I am working on a FSI problem, where OpenFOAM is used on the fluid side and CalculiX on the structural side. Initially, I had 284,707 nodes on the OpenFOAM side and 3,590 surface nodes on the CalculiX side. RBF mapping was working correctly without any issues.
However, when I increased the number of nodes on the structural side to 30,432, I encountered a memory issue during mapping, causing the program to terminate.
But when I increased the number of structural nodes to 39,775, no matter how I adjusted the settings, I still couldn’t resolve the issue.I have reviewed the relevant papers, but I have not yet found clear debugging strategies that address my issue. I am curious as to why the RBF method might struggle with large-scale node mappings, particularly since the first-order nearest-neighbor mapping works without any issues.
Has anyone encountered similar issues have any suggestions on how to address this. @DavidSCN could you please provide any insights or suggestions on this issue? I’d greatly appreciate your expertise in understanding whether this is related to memory limitations or other aspects of RBF mapping. Any help or suggestions would be greatly appreciated!
If I understand your problem correctly, RBF interpolation can be extremely costly, as it relies on heavy matrix computations behind the scenes. Furthermore, if you’re not using a method like Partition of Unity (PUM) or locally-supported RBF, the kernel matrix generated using your chosen RBF may be ill-conditioned, which can cause the solver to fail, although I believe preCICE will notify you in such cases.

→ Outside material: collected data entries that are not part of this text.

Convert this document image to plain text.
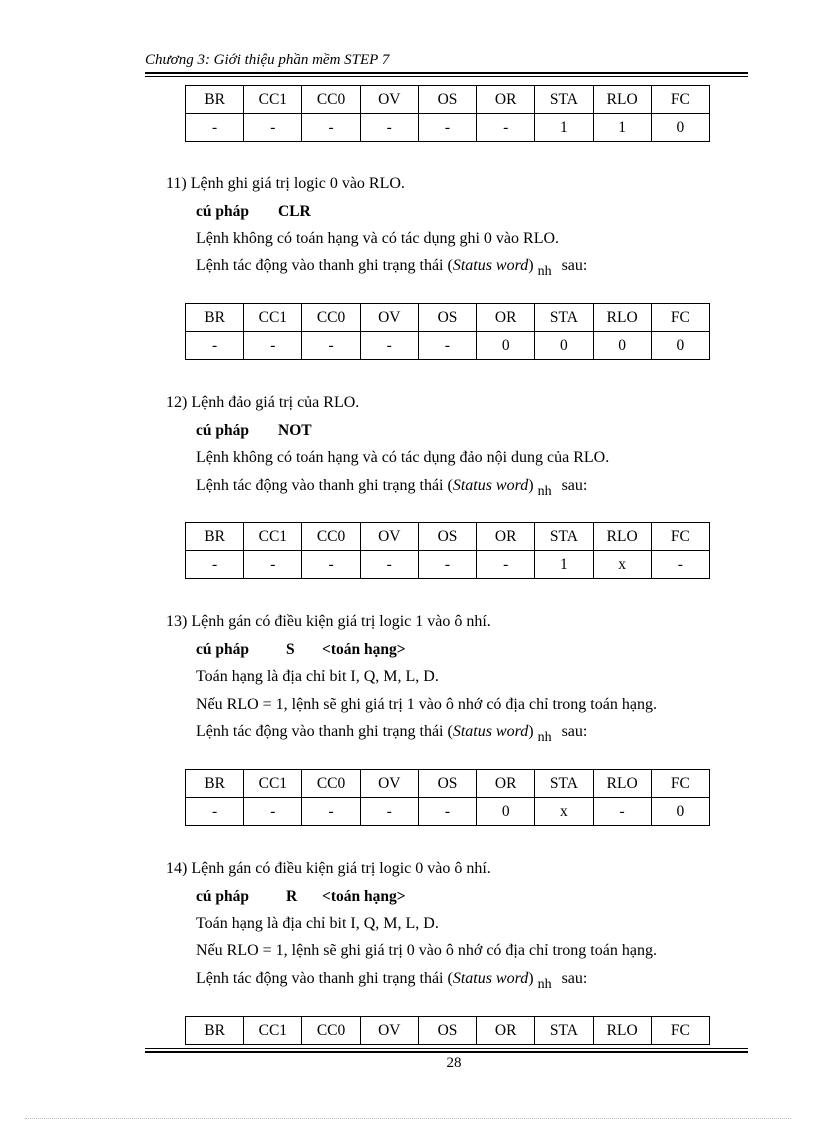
Chương 3: Giới thiệu phần mềm STEP 7
BR	CC1	CC0	OV	OS	OR	STA	RLO	FC
-	-	-	-	-	-	1	1	0
11) Lệnh ghi giá trị logic 0 vào RLO.
cú pháp CLR
Lệnh không có toán hạng và có tác dụng ghi 0 vào RLO.
Lệnh tác động vào thanh ghi trạng thái (Status word) nh sau:
BR	CC1	CC0	OV	OS	OR	STA	RLO	FC
-	-	-	-	-	0	0	0	0
12) Lệnh đảo giá trị của RLO.
cú pháp NOT
Lệnh không có toán hạng và có tác dụng đảo nội dung của RLO.
Lệnh tác động vào thanh ghi trạng thái (Status word) nh sau:
BR	CC1	CC0	OV	OS	OR	STA	RLO	FC
-	-	-	-	-	-	1	x	-
13) Lệnh gán có điều kiện giá trị logic 1 vào ô nhí.
cú pháp S <toán hạng>
Toán hạng là địa chỉ bit I, Q, M, L, D.
Nếu RLO = 1, lệnh sẽ ghi giá trị 1 vào ô nhớ có địa chỉ trong toán hạng.
Lệnh tác động vào thanh ghi trạng thái (Status word) nh sau:
BR	CC1	CC0	OV	OS	OR	STA	RLO	FC
-	-	-	-	-	0	x	-	0
14) Lệnh gán có điều kiện giá trị logic 0 vào ô nhí.
cú pháp R <toán hạng>
Toán hạng là địa chỉ bit I, Q, M, L, D.
Nếu RLO = 1, lệnh sẽ ghi giá trị 0 vào ô nhớ có địa chỉ trong toán hạng.
Lệnh tác động vào thanh ghi trạng thái (Status word) nh sau:
BR	CC1	CC0	OV	OS	OR	STA	RLO	FC
28
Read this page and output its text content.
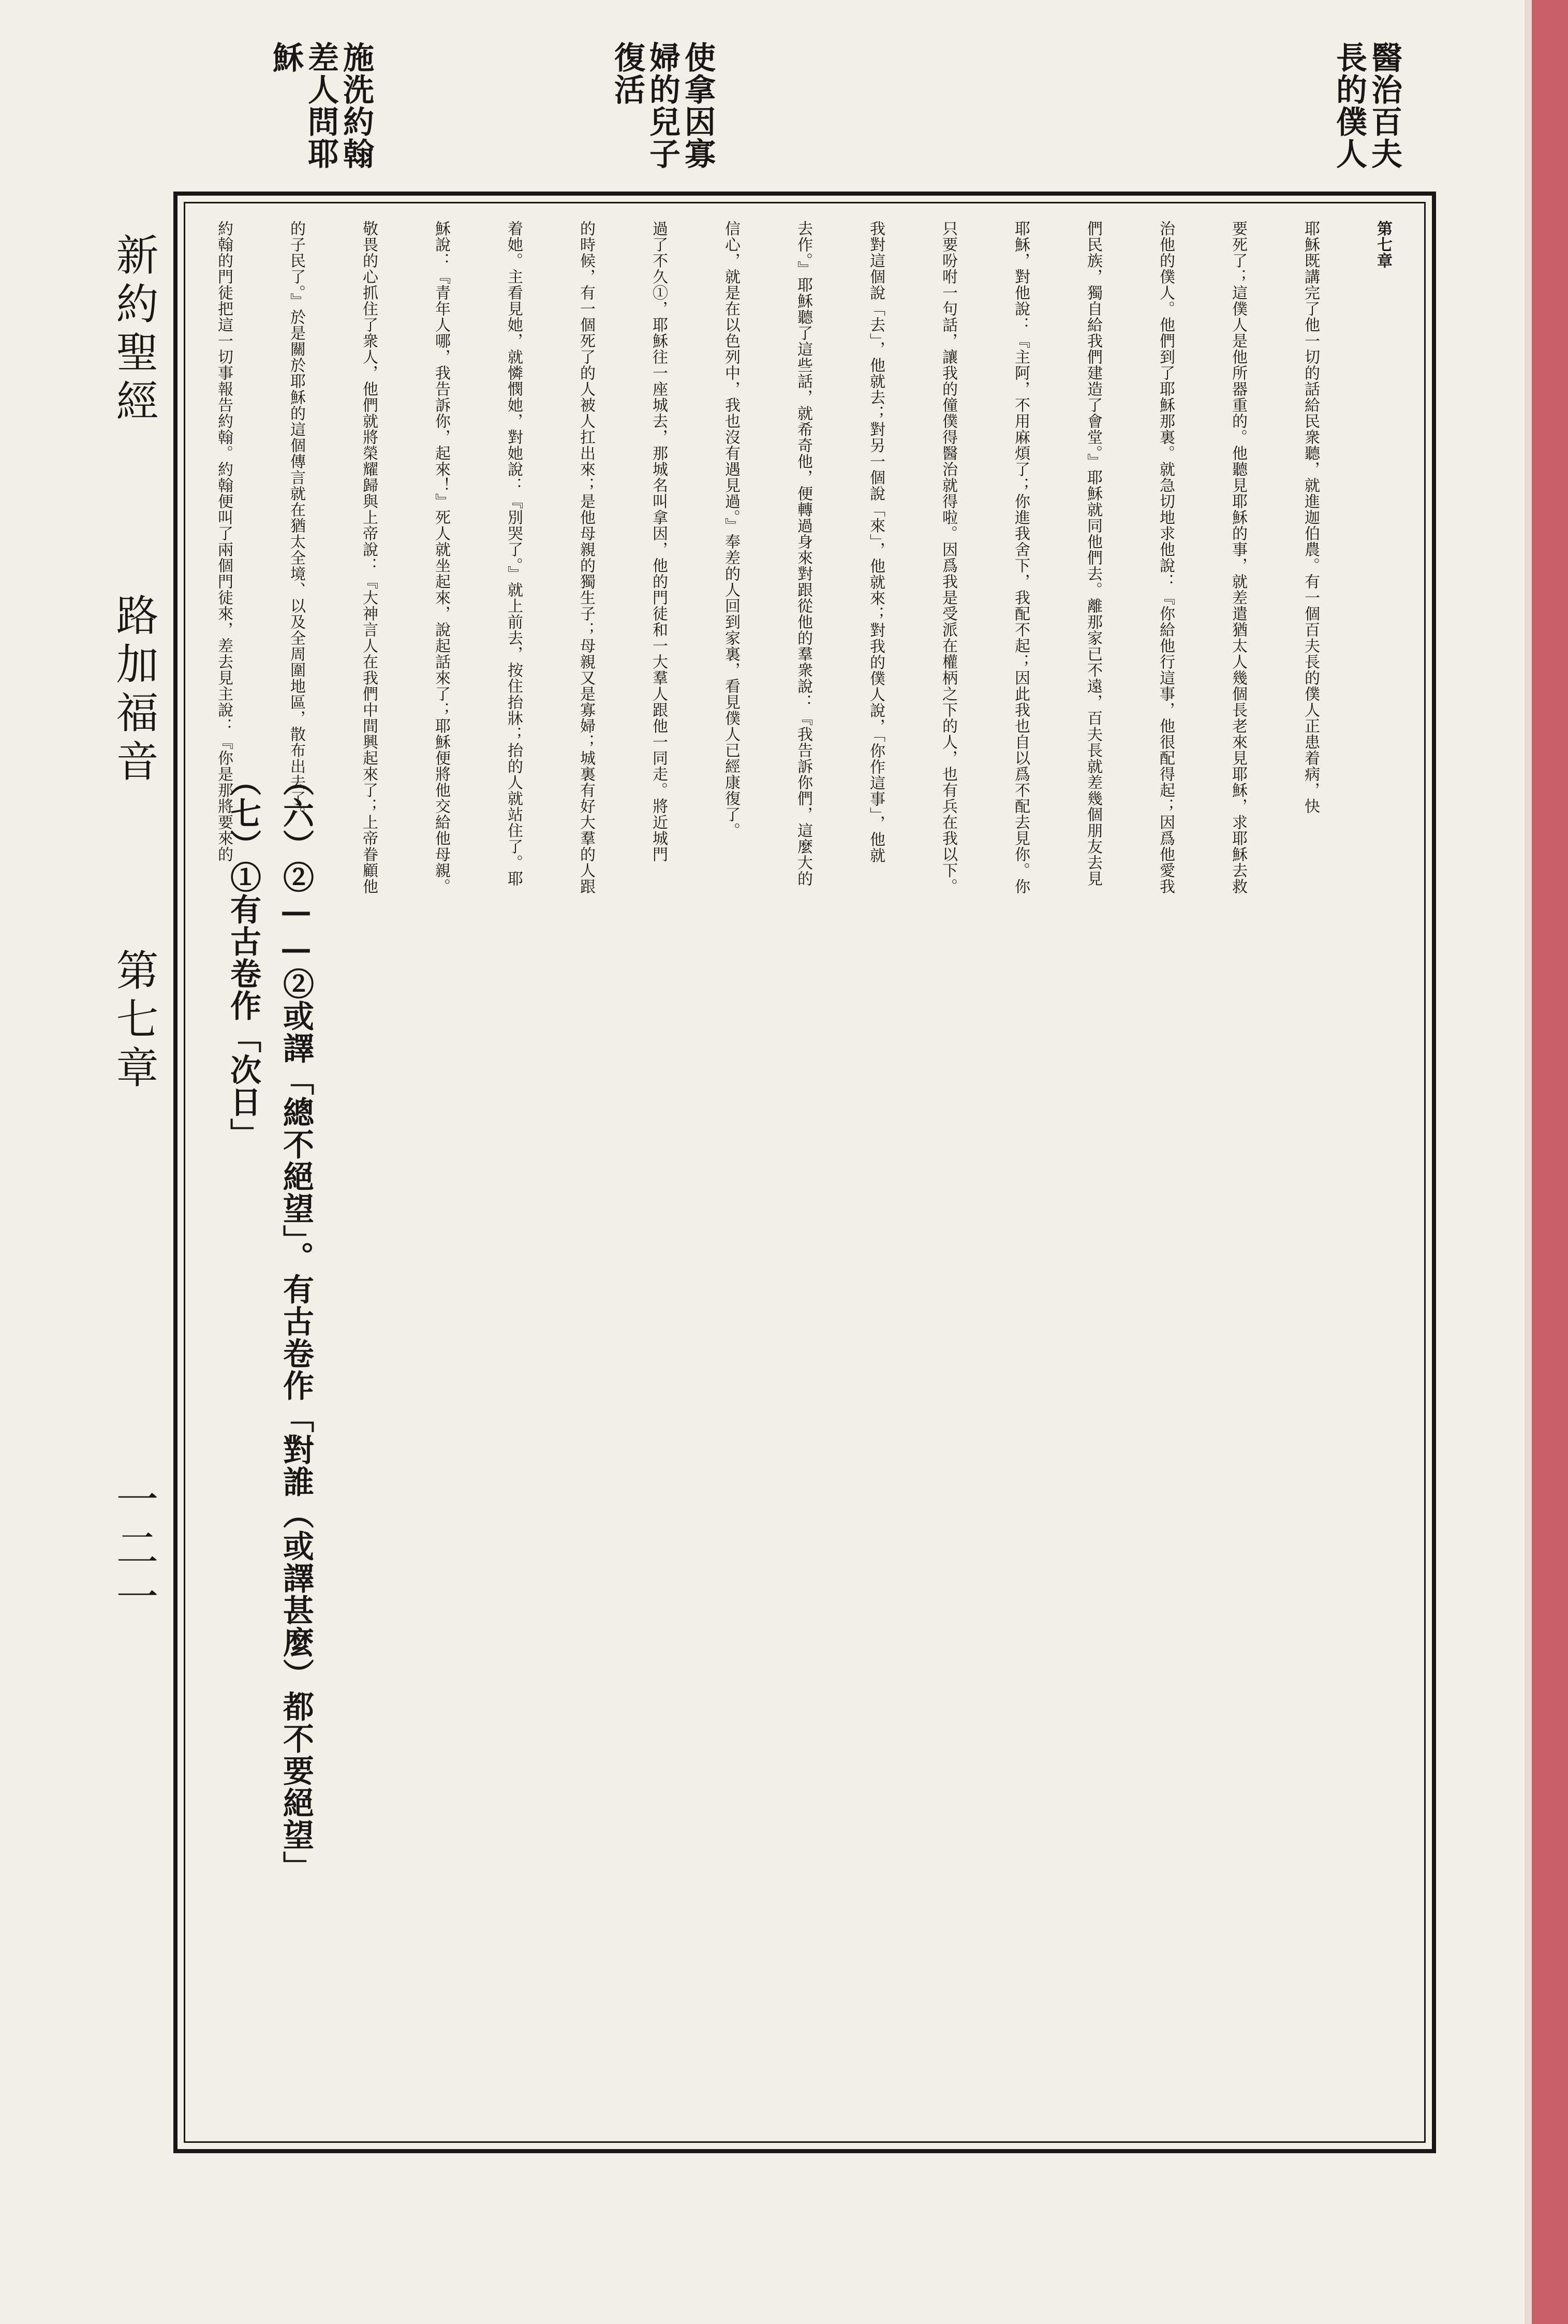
醫治百夫
長的僕人
使拿因寡
婦的兒子
復活
施洗約翰
差人問耶
穌
新約聖經路加福音第七章一二一
第七章
耶穌既講完了他一切的話給民衆聽，就進迦伯農。有一個百夫長的僕人正患着病，快
要死了；這僕人是他所器重的。他聽見耶穌的事，就差遣猶太人幾個長老來見耶穌，求耶穌去救
治他的僕人。他們到了耶穌那裏。就急切地求他說：『你給他行這事，他很配得起；因爲他愛我
們民族，獨自給我們建造了會堂。』耶穌就同他們去。離那家已不遠，百夫長就差幾個朋友去見
耶穌，對他說：『主阿，不用麻煩了；你進我舍下，我配不起；因此我也自以爲不配去見你。你
只要吩咐一句話，讓我的僮僕得醫治就得啦。因爲我是受派在權柄之下的人，也有兵在我以下。
我對這個說「去」，他就去；對另一個說「來」，他就來；對我的僕人說，「你作這事」，他就
去作。』耶穌聽了這些話，就希奇他，便轉過身來對跟從他的羣衆說：『我告訴你們，這麼大的
信心，就是在以色列中，我也沒有遇見過。』奉差的人回到家裏，看見僕人已經康復了。
過了不久①，耶穌往一座城去，那城名叫拿因，他的門徒和一大羣人跟他一同走。將近城門
的時候，有一個死了的人被人扛出來；是他母親的獨生子；母親又是寡婦；城裏有好大羣的人跟
着她。主看見她，就憐憫她，對她說：『別哭了。』就上前去，按住抬牀；抬的人就站住了。耶
穌說：『青年人哪，我告訴你，起來！』死人就坐起來，說起話來了；耶穌便將他交給他母親。
敬畏的心抓住了衆人，他們就將榮耀歸與上帝說：『大神言人在我們中間興起來了；上帝眷顧他
的子民了。』於是關於耶穌的這個傳言就在猶太全境、以及全周圍地區，散布出去了。
約翰的門徒把這一切事報告約翰。約翰便叫了兩個門徒來，差去見主說：『你是那將要來的
（六）②——②或譯「總不絕望」。有古卷作「對誰（或譯甚麼）都不要絕望」
（七）①有古卷作「次日」
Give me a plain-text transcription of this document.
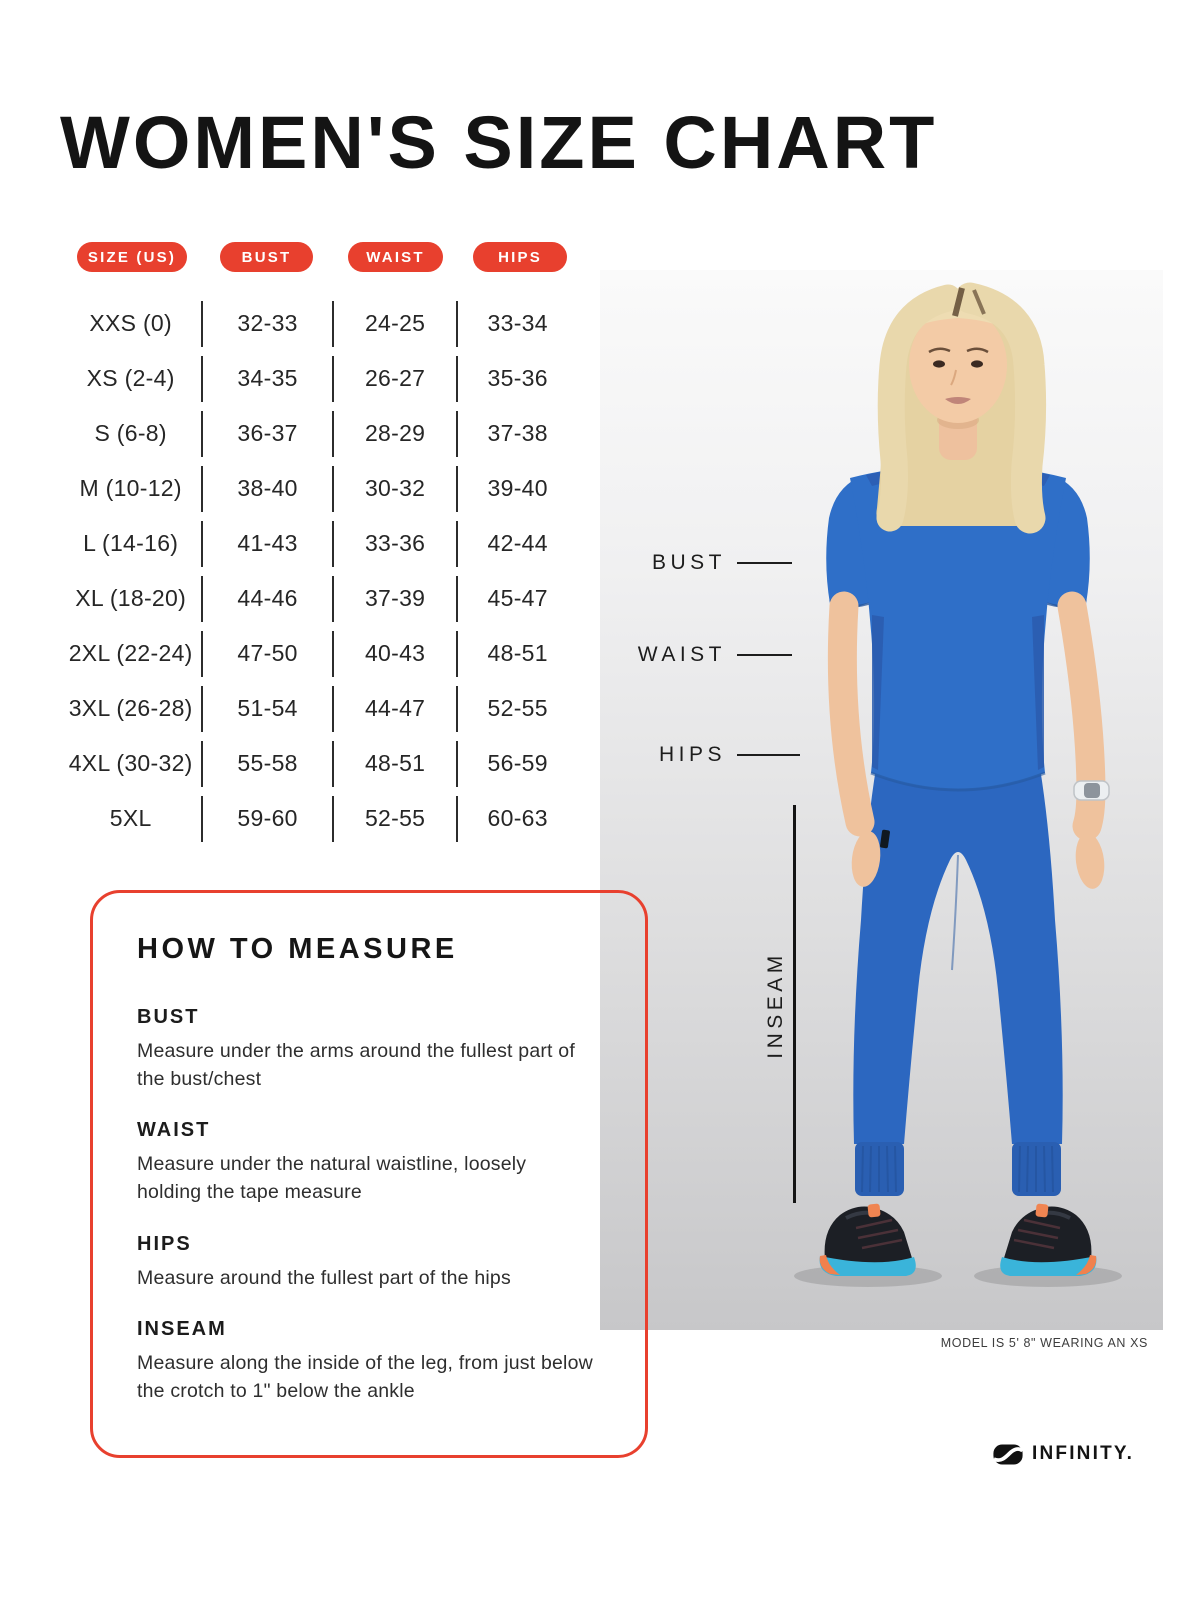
WOMEN'S SIZE CHART
SIZE (US)	BUST	WAIST	HIPS
XXS (0)	32-33	24-25	33-34
XS (2-4)	34-35	26-27	35-36
S (6-8)	36-37	28-29	37-38
M (10-12)	38-40	30-32	39-40
L (14-16)	41-43	33-36	42-44
XL (18-20)	44-46	37-39	45-47
2XL (22-24)	47-50	40-43	48-51
3XL (26-28)	51-54	44-47	52-55
4XL (30-32)	55-58	48-51	56-59
5XL	59-60	52-55	60-63
BUST
WAIST
HIPS
INSEAM
MODEL IS 5' 8" WEARING AN XS
HOW TO MEASURE
BUST
Measure under the arms around the fullest part of the bust/chest
WAIST
Measure under the natural waistline, loosely holding the tape measure
HIPS
Measure around the fullest part of the hips
INSEAM
Measure along the inside of the leg, from just below the crotch to 1" below the ankle
INFINITY.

The PUM method helps alleviate some of these issues by dividing the domain into smaller clusters, making the problem more manageable. An article written by David Schneider and Benjamin Uekermann, published in 2025 (there’s a post about it on this forum), explains this in detail.
You should also consider fine-tuning the support radius and vertices-per-cluster parameters to improve your results. 2000 for the vertices_per_cluster parameter seems a bit high, given that the default is 10. Reducing either of them might help with performance or stability. But I’m by no means an expert.
the choice of the support-radius produces ill-conditioned matrices
the clustering fails to generate a full coverage of your coupling meshes
preCICE tells you at runtime if you hit either of those scenarios. Since you run your code MPI parallel, the MPI termination shadows the preCICE error message. Depending on your logging configuration, you should still be able to identify which of the two scenarios applies to your case. So identifying this would be step one.
In case you hit error message one:
you could either reduce the support radius, or use a (less efficient) thin-plate-spline function for robustness reasons, which does not exhibit any (tunable) support-radius
In case you hit error message 2:
before changing any configuration option, it’s worth to check that your coupling meshes are actually describing the same geometry. The error message would also tell you which coordinate it failed to fit into the data mapping. Hence, check if this coordinate is actually within in the interface or maybe there is a misconfiguration of the interface mesh. You may want to check the preCICE export <export:vtu ../> for this purpose
if your meshes fit and you are certain the mapping doesnt capture what it should capture, the first option I would try would be to use project-to-input=false and run again. Leave all other options at the default
if that’s not enough you could increase the number of vertices-per-cluster (maybe select 70 or 100 instead of the default (which is 50).
if that’s still not enough, you can go higher in terms of the vertices-per-cluster, but generally, your interface won’t match well to cope with your scenario. It could for example be that: although both meshes describe the same geometry, your input mesh has a “hole”, i.e., a region simply not represented in the interface mesh, where the output mesh is represented. If the hole is too large, the mapping will fail by to come up with a coverage of the geometry.
Note that the vertices-per-cluster configuration option affects the memory footprint of the algorithm quadratic in complexity. I would consider setting it to 2000 as too large anyhow. Since the difference in resolution seems to be about a factor of 10, the output matrix in each cluster could easily have a size of 2k \times 20k entries, which yields
2000*20000*64/8 \simeq 320 MB per cluster. If you have 100 clusters, then of course you end up with 32 GB only for the output matrices. Depending on the memory consumption of your remaining program and your hardware, this could lead to issues (although I would assume there is some headroom left on a compute cluster).
However, it’s mostly a matter of configuration: Using the default configuration would give you a memory consumption of 200kB per cluster.
P.S. in Sec. 4.5 we also conclude in the article, that adjustments may be required in case “the mesh resolutions between input and output meshes are vastly different”
I followed the entire debugging workflow you outlined—tuning the support radius, project‑to‑input, vertices‑per‑cluster, etc.—but the mapping error still occurred. That left only one plausible cause: a “hole” in my input mesh.
In CalculiX I had originally meshed the blade with S8R shell elements. I removed a few elements with a negative Jacobian determinant that were not important for the structural analysis. However those deletions created small holes in the coupling surface.
I have now re‑meshed the blade with S4R elements, which preserves a watertight interface. With this mesh the mapping succeeds using the default RBF‑PUM settings.
Thanks again to both of you for the professional advice; it ultimately pointed me to the real issue.